KEYWORDS:
Polymorphic ventricular tachycardia
QTc interval
Autonomic imbalance
Heart rate variability
Abstract- Cardiovascular disturbances are the leading causes of morbidity and mortality in patients of spinal cord particularly cervical cord injury accounting for approximately 30% of deaths. Most common cardiovascular dysfunctions are sinus bradycardia, hypotension, cardiac arrest, supraventricular tachycardia and all these occurs due to sympathetic withdrawal and unopposed vagal action. Here we are reporting a case of acute cervical cord injury with neurogenic shock in a 25 year young patient who developed polymorphic ventricular tachycardia, which degenerated to ventricular fibrillation and cardiac arrest. We described all possible mechanisms of development this arrythmia and its management.

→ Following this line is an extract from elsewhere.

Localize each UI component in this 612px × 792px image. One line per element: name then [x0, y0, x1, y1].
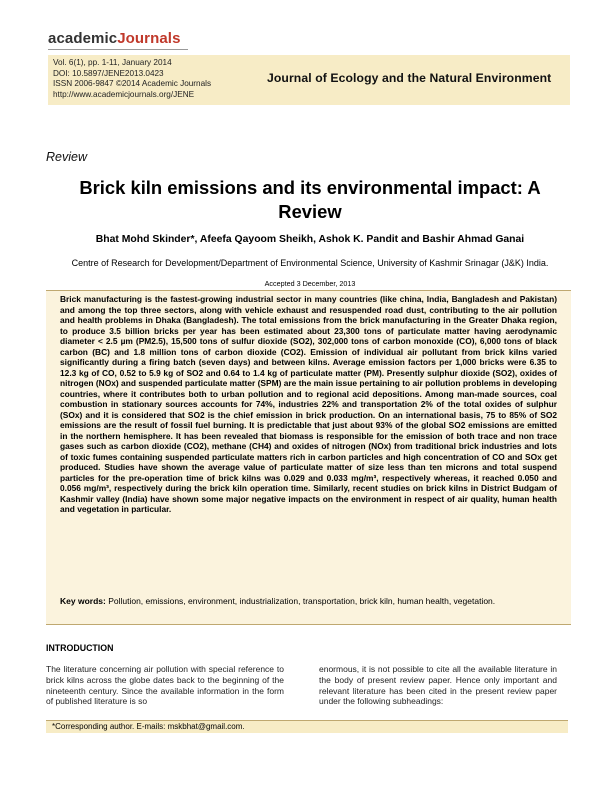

Introduction - Cardiovascular disturbances are the leading causes of morbidity and mortality in patients of spinal cord particularly cervical cord injury. Cardiovascular dysfunctions are common cause of death, accounting for approximately 30% of deaths (1). Most common cardiovascular dysfunctions are sinus bradycardia, hypotension, supraventricular tachycardia rarely cardiac arrest. All these occurs due to sympathetic withdrawal and unopposed vagal action (2). However polymorphic ventricular tachycardia has not been described in these patients. Here we are reporting a case of acute cervical spinal cord injury with neurogenic shock in a 25 year young patient who developed polymorphic ventricular tachycardia degenerating to ventricular fibrillation and cardiac arrest. We described all possible mechanisms of development this arrythmia and its management
Case- A 25 year old male was admitted to emergency room with history of road traffic accident. On arrival he was in shock with pulse rate 65/ min, systolic blood pressure of 60 mm of Hg. He was in respiratory distress with type 1 respiratory failure. He was intubated, started inotropes dopamine and shifted to radiology department for imaging of spine. Imaging revealed fracture dislocation of cervical vertebra at level C5 and C6 with injury to cervical cord at that level (Fig-1). So a diagnosis of acute cervical spinal cord injury with neurogenic shock was made and planned for spinal cord decompression and fixation of fractured and dislocated cervical vertebra. Electrocardiogram (ECG) showed sinus rhythm with heart rate of around 100 per minute and QTc interval of 448 m sec(Fig-2). Screening echocardiography showed structurally normal heart. Patient developed intermittent sinus bradycardia for which atropine was given. For refractory hypotension midodrine was advised and after 2 hours of giving first dose of midodrine 10 mg through ryles tube, he developed sudden polymorphic ventricular tachycardia (Fig-3). This VT degenerated to ventricular fibrillation and cardiac arrest. Immediately cardiopulmonary resuscitation was done and patient was revived. Then he developed accelerated idioventricular rhythm transiently (Fig-4). Injectable magnesium sulphate was given. All electrolytes like sodium, potassium magnesium and calcium were found to be normal. Intravenous lidocaine was started. ECG post event showed normal QTc interval of 445 m sec ( Fig-5). After stabilisation patient was taken for cervical spinal cord decompression and fixation. Subsequent ECG had normal range of QTc interval. Patient was discharged in a stable condition after few days.